Insurers get truculent about disclosure, but forget that another duty, of utmost good faith, is mutually imposed.
If you are not upfront and honest with the insurer, you may well have reduced or no cover.

Well said, sir- and your premise (Uberrimae Fidei) is upheld by the law:

In a recent case, QBE Seguros v. Carlos A. Morales-Vázquez, No. 19-1503, United States Court of Appeals for the First Circuit (January 19, 2021), Judge Bruce M. Selya strictly applied the doctrine of uberrimae fidei that requires a marine insurance policyholder to act in “utmost good faith.” An insurer may void a marine insurance policy if its insured fails to disclose all facts within its knowledge and outside the insurer’s knowledge that might materially impact the insurer’s risk calculus.

https://mblb.com/admiralty-maritime...nce-policyholder-to-act-in-utmost-good-faith/
 
It all varies based on insurer and based on insured. If someone had never operated anything other than a 24' runabout on a lake, 100 hours seems like very little to me. I remember when we came from the lake and first owned a coastal boat, we didn't feel comfortable until we got a lot of hours from a captain.
Agree, it is not much. I was required to have two days with a captain. Left straightaway thereafter on a 950 trip from Palm Coast, FL to Annapolis. Got there successfully without incident but I attribute that to blind luck. Knowing what I know now, I would counsel any new, non-experienced owner to engage a training captain for at least 100 hours with a heavy emphasis on docking and other close quarters operation.
 
Agree, it is not much. I was required to have two days with a captain. Left straightaway thereafter on a 950 trip from Palm Coast, FL to Annapolis. Got there successfully without incident but I attribute that to blind luck. Knowing what I know now, I would counsel any new, non-experienced owner to engage a training captain for at least 100 hours with a heavy emphasis on docking and other close quarters operation.

We loved the training time. Docking and close quarters were easy for us. All we'd learned from the lake really came through for us. The captains were amazed. Handling inlets well was an entirely new challenge, both going in and out. We were also use to fairly simple jumping in boat and going and docking and right back in the house on the lake. The processes of preparing to cruise and then end of day were so much more involved. Then engine room checks and all equipment and systems checks.

One aspect I'd strongly advise was rough water boating. Don't wait until you're caught out in it, have no experience, and don't know your or the boat's capabilities. Our training captains put us through the gauntlet one day in the Gulf of Mexico with waves from 6-8' and then 8-10' as we were required to take them from all directions. That was a rough six hours or so, but learned more that day than any other time. We were happy to finally head in and spend the next several days docked at a marina. But we were prepared for that time you're crossing the Gulf and it's smooth until suddenly it isn't and prepared for those days you cross from Key West to Isla Mujeres or Cancun and conditions worsen.

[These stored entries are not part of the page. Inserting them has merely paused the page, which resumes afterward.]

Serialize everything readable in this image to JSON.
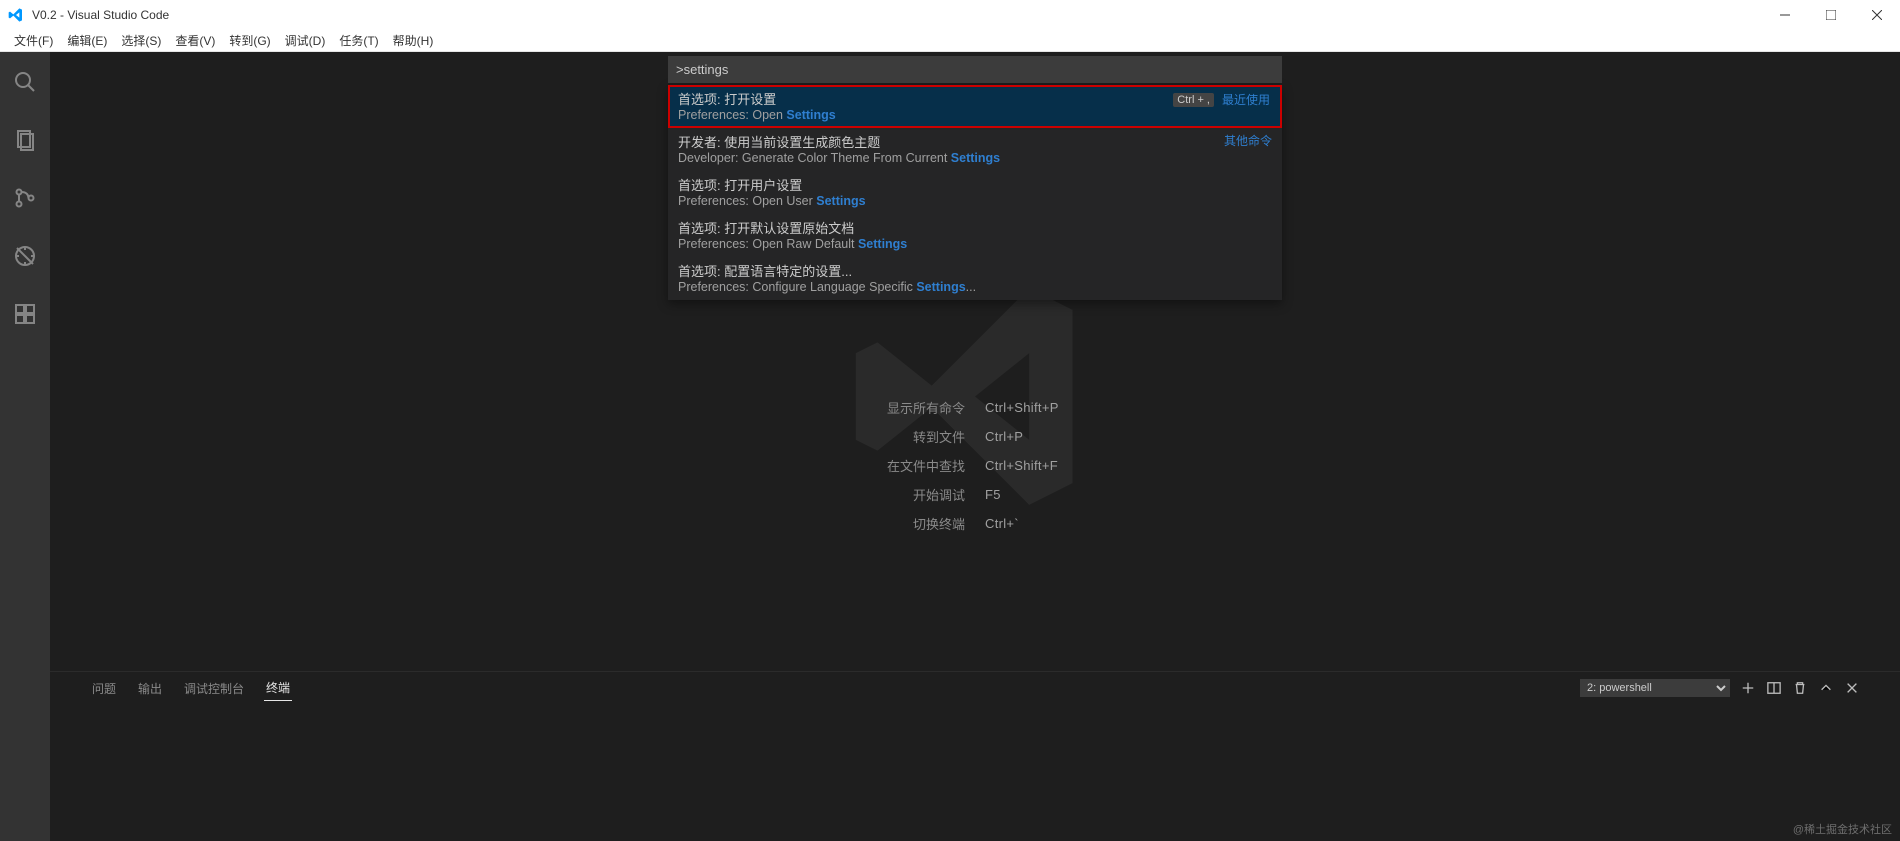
{
  "title": "V0.2 - Visual Studio Code",
  "menubar": [
    "文件(F)",
    "编辑(E)",
    "选择(S)",
    "查看(V)",
    "转到(G)",
    "调试(D)",
    "任务(T)",
    "帮助(H)"
  ],
  "quickinput": {
    "value": ">settings",
    "items": [
      {
        "zh": "首选项: 打开设置",
        "en_pre": "Preferences: Open ",
        "en_hl": "Settings",
        "en_post": "",
        "kbd": "Ctrl  +  ,",
        "tag": "最近使用",
        "selected": true
      },
      {
        "zh": "开发者: 使用当前设置生成颜色主题",
        "en_pre": "Developer: Generate Color Theme From Current ",
        "en_hl": "Settings",
        "en_post": "",
        "tag": "其他命令"
      },
      {
        "zh": "首选项: 打开用户设置",
        "en_pre": "Preferences: Open User ",
        "en_hl": "Settings",
        "en_post": ""
      },
      {
        "zh": "首选项: 打开默认设置原始文档",
        "en_pre": "Preferences: Open Raw Default ",
        "en_hl": "Settings",
        "en_post": ""
      },
      {
        "zh": "首选项: 配置语言特定的设置...",
        "en_pre": "Preferences: Configure Language Specific ",
        "en_hl": "Settings",
        "en_post": "..."
      }
    ]
  },
  "watermark": {
    "rows": [
      {
        "label": "显示所有命令",
        "key": "Ctrl+Shift+P"
      },
      {
        "label": "转到文件",
        "key": "Ctrl+P"
      },
      {
        "label": "在文件中查找",
        "key": "Ctrl+Shift+F"
      },
      {
        "label": "开始调试",
        "key": "F5"
      },
      {
        "label": "切换终端",
        "key": "Ctrl+`"
      }
    ]
  },
  "panel": {
    "tabs": [
      "问题",
      "输出",
      "调试控制台",
      "终端"
    ],
    "active_index": 3,
    "selector": "2: powershell"
  },
  "credit": "@稀土掘金技术社区"
}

We also started pretty good at reading water and detecting shoaling, but we learned the complexities of the ICW and we learned the impact of wind, waves, current and all of natures wonders on your boat. We were on our own to listen, learn and do, but we always knew we weren't going to be allowed to mess up. We'd sit and plan the day's cruise and get advice in the process, then our job to do it.

We told our training captains to be tough on us and they sure were. They asked us a couple of times if they were pushing too hard or going too far and we always said they were doing it just right. We could have eventually learned on our own but it sure accelerates your learning to have good training. Although we're not really fisherpersons, they even taught us to catch our own dinner.

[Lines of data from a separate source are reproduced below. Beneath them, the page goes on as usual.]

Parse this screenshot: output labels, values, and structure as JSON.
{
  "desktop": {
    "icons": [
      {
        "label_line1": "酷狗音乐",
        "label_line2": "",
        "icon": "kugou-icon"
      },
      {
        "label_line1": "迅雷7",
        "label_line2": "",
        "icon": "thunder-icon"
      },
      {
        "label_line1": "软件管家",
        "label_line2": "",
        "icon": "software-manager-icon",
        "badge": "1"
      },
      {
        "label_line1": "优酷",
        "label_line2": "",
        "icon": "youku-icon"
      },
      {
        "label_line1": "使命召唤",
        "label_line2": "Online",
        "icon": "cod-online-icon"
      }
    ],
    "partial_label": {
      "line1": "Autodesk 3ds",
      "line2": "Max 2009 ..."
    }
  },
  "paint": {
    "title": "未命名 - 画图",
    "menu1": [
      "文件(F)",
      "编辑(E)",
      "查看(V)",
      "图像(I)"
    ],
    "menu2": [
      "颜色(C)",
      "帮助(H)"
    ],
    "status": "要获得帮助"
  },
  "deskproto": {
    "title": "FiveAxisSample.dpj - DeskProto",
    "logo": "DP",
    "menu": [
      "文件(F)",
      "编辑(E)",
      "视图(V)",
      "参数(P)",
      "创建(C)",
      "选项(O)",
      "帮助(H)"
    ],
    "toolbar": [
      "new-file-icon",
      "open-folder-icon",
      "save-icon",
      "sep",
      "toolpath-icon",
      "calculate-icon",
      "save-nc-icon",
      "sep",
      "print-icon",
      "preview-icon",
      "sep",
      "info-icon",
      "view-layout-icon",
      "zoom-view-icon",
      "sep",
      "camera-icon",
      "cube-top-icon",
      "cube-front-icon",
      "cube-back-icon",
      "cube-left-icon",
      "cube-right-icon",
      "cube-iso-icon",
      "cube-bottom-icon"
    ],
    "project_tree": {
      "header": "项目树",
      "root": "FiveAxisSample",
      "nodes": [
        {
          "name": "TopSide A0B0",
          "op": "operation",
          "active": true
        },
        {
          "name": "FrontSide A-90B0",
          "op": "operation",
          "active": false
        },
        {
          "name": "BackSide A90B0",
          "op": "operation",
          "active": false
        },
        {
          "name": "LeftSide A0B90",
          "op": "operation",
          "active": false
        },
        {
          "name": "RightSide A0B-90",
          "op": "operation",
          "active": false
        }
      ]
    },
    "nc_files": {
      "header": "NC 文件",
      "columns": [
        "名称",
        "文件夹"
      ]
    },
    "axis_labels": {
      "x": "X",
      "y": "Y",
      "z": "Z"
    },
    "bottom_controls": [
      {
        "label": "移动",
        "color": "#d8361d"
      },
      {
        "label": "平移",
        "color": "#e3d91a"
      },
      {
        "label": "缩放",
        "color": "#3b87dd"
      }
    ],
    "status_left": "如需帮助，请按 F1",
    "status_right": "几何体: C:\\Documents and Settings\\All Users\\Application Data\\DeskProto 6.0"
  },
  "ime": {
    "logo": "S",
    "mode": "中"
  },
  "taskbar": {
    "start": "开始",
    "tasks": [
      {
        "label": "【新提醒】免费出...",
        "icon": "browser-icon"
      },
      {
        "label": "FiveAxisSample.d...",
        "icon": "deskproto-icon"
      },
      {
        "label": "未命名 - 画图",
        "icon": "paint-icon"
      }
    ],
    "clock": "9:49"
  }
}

For anyone in South Florida, getting some of their training in the Bahamas is very helpful too. Then a final benefit. It gives you a quality contact, someone you can go back to with questions, someone to call on if you need a captain. Let's say you spread 100 hours over a two week cruise. It likely costs you $4,000 plus expenses. Expensive, but compared to all the other expenses you're incurring, it's a well spent relatively small amount.